I am a medical doctor for goodness sake. I spent a literal 30 minutes trying to decide if "Take twice daily" was two tabs daily or bid. I ended up looking it up in ePocrates and taking it how I thought I should take it. But seriously, even I have trouble.

So, imagine my surprise when I saw the new Target pharmacy bottles. The name of the medication is written in bold on the top. The instructions are in large print and clear. There is a color-coded band for each family member. The bottles have flat surfaces so you don't have to twist and turn the bottle to read the instructions.

The bottles were designed by Deborah Adler as part of a thesis project for the School of Visual Arts, and was quickly snapped up and patented by Target. She was inspired to do this by her grandmother, who accidentally took another family member's medications.

I tell all my patients to physically bring in their medications to visits, so when one of my patients brought these in, I was stunned. They were clear, intelligible, and my patient, who previously could only identify pills by, "oh, it's the little blue one" could now tell me which one was her Plavix and which was her Lasix.

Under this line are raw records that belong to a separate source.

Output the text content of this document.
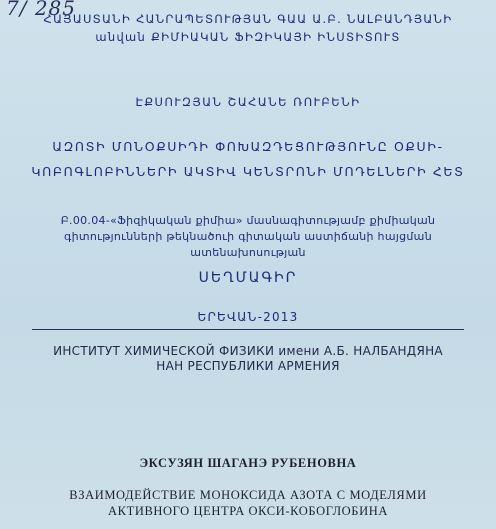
7/ 285
ՀԱՅԱՍՏԱՆԻ ՀԱՆՐԱՊԵՏՈՒԹՅԱՆ ԳԱԱ Ա.Բ. ՆԱԼԲԱՆԴՅԱՆԻ
անվան ՔԻՄԻԱԿԱՆ ՖԻԶԻԿԱՅԻ ԻՆՍՏԻՏՈՒՏ
ԷՔՍՈՒԶՅԱՆ ՇԱՀԱՆԵ ՌՈՒԲԵՆԻ
ԱԶՈՏԻ ՄՈՆՕՔՍԻԴԻ ՓՈԽԱԶԴԵՑՈՒԹՅՈՒՆԸ ՕՔՍԻ-
ԿՈԲՈԳԼՈԲԻՆՆԵՐԻ ԱԿՏԻՎ ԿԵՆՏՐՈՆԻ ՄՈԴԵԼՆԵՐԻ ՀԵՏ
Բ.00.04-«Ֆիզիկական քիմիա» մասնագիտությամբ քիմիական
գիտությունների թեկնածուի գիտական աստիճանի հայցման
ատենախոսության
ՍԵՂՄԱԳԻՐ
ԵՐԵՎԱՆ-2013
ИНСТИТУТ ХИМИЧЕСКОЙ ФИЗИКИ имени А.Б. НАЛБАНДЯНА
НАН РЕСПУБЛИКИ АРМЕНИЯ
ЭКСУЗЯН ШАГАНЭ РУБЕНОВНА
ВЗАИМОДЕЙСТВИЕ МОНОКСИДА АЗОТА С МОДЕЛЯМИ
АКТИВНОГО ЦЕНТРА ОКСИ-КОБОГЛОБИНА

Normally, I could give a rat's ass about where my patients fill their meds. I don't think that there is any difference from one pharmacy to the next, except who offers a deal or some such. However, I am now encouraging Target for my patients who have a hard time with meds, because I think this is the greatest innovation in prescription medication since the advent of child safety bottles.

The future of medicine

Whenever the pharmaceutical reps come through, they throw all kinds of stuff at us: pens, paper, post-it's, stethoscope tags, pen lights, and more stuff always coming through. Doctors are given a lot of items.

And I don't take any of this stuff for the most part, because this picture encapsulates my fear. I think that this is the direction that physicians are moving, and eventually we'll be wearing white coats that will look remarkably like this.

So I don't take any pharmaceutical stuff like this. I'm not divested from big pharma. I still take the occasional free meal, and I go to a few dinners every now and then, but I don't accept any advertising material, because I don't want my future to look like this.